The value is read, passed to functions, woven into expressions. At each use, the compiler decides whether it is a borrow, temporary access that leaves ownership in place, or a move, a permanent transfer of ownership.

[println [get user :name]]  ; borrow — user still valid
[save-to-db user]           ; move — ownership transfers

Drop

When the owner goes out of scope, the value is dropped and its memory reclaimed at once. Not "eventually, whenever the GC gets around to it." Now, at a point you can name in the source.

[fn process []
  [let data [load-data]]
  [let result [transform data]]
  result]
; data is dropped here (if it was moved to transform,
; it was dropped there instead)

Common Patterns

Clone when you need two owners

Sometimes you genuinely need the same data in two places. Clone it explicitly when you do. The explicit call keeps the cost on the page where you can see it, so every allocation has a visible cause.

[let a #[1 2 3]]
[let b [clone a]]
; both a and b are independent owners

Return instead of mutate

Prefer returning a new value to mutating an old one.
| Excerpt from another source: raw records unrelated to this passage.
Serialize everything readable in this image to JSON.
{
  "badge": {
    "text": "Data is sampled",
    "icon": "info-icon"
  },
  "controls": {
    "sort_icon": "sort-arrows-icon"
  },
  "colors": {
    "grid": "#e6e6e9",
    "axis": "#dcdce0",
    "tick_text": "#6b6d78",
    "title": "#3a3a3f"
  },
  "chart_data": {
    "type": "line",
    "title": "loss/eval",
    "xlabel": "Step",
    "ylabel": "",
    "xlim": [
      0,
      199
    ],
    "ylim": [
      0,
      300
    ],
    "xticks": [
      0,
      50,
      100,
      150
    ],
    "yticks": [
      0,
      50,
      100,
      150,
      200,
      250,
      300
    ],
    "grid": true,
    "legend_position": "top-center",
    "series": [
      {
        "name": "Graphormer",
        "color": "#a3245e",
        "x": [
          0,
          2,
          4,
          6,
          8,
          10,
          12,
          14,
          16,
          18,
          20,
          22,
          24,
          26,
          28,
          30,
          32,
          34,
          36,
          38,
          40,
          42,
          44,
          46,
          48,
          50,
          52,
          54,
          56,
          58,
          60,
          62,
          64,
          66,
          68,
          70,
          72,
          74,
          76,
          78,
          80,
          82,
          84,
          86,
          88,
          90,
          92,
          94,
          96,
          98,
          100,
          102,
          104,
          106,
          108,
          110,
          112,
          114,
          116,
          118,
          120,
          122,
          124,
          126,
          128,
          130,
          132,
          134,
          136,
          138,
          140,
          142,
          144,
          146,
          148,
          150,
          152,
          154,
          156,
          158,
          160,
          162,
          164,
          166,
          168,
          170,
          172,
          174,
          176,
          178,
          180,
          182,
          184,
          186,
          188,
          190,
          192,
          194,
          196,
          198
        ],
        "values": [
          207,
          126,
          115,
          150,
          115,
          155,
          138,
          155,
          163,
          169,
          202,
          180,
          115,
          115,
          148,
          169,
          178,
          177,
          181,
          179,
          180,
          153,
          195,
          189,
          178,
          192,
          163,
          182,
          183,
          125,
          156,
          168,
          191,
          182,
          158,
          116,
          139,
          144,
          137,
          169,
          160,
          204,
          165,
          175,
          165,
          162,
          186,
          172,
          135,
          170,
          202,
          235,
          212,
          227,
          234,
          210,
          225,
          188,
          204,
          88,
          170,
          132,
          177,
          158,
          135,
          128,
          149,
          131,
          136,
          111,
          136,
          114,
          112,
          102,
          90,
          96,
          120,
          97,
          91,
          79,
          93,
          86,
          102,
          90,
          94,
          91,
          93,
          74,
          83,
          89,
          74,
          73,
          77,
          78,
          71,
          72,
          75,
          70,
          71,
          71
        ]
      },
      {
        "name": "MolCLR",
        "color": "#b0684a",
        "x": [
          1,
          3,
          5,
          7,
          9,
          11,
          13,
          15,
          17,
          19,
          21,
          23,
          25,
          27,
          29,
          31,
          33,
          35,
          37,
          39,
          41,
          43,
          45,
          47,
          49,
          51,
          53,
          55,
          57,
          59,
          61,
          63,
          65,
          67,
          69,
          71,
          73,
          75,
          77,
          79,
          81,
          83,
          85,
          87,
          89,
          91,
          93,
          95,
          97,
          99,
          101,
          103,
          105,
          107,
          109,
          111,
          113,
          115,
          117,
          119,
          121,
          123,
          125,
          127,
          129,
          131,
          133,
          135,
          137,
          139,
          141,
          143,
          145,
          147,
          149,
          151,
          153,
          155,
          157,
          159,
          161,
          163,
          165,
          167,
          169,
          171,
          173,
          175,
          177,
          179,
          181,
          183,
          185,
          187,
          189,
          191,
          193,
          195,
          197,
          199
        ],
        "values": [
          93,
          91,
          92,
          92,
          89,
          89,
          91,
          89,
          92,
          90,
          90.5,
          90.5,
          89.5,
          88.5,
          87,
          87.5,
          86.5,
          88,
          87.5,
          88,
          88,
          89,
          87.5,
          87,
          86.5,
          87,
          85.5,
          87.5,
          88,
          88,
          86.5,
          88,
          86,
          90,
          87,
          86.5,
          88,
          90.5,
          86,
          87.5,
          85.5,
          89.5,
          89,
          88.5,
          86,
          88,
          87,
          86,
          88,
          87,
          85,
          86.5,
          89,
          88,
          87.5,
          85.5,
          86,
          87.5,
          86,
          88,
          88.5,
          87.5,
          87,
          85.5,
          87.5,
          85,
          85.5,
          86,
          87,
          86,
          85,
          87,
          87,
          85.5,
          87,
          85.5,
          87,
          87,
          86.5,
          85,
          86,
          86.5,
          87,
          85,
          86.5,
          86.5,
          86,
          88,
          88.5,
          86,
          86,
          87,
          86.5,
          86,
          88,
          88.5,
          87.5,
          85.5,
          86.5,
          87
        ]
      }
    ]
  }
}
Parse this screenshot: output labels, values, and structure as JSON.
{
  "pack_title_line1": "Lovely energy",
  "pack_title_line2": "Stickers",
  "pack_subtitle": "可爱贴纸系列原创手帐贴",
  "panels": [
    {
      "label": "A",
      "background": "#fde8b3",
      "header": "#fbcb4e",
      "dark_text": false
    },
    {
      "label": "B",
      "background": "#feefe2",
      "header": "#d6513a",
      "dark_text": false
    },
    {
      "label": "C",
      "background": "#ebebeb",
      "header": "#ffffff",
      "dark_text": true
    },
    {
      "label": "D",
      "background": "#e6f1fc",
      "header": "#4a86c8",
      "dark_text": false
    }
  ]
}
Ownership makes this efficient rather than wasteful: when the compiler can see that nobody else is looking at the old value, it reuses that memory in place.

[fn add-item [cart item]
  [append cart item]]

[let cart #[]]
[let cart [add-item cart "book"]]
[let cart [add-item cart "pen"]]

Tip

Rebinding under the same name is idiomatic in Loon. Each let creates a fresh binding that shadows the one before it.

Pipeline-friendly design

The pipe operator and ownership fit together naturally, because each step consumes the result of the last and produces a fresh one. The intermediate values live exactly as long as they are needed, and not a moment longer.

[pipe #[1 2 3 4 5]
  [filter [fn [x] [> x 2]]]
  [map [fn [x] [* x 10]]]
  [fold 0 +]]

Each intermediate vector is consumed by the next step, and its memory is free to be reused at once. No garbage collector, no manual frees, only values flowing through the pipeline.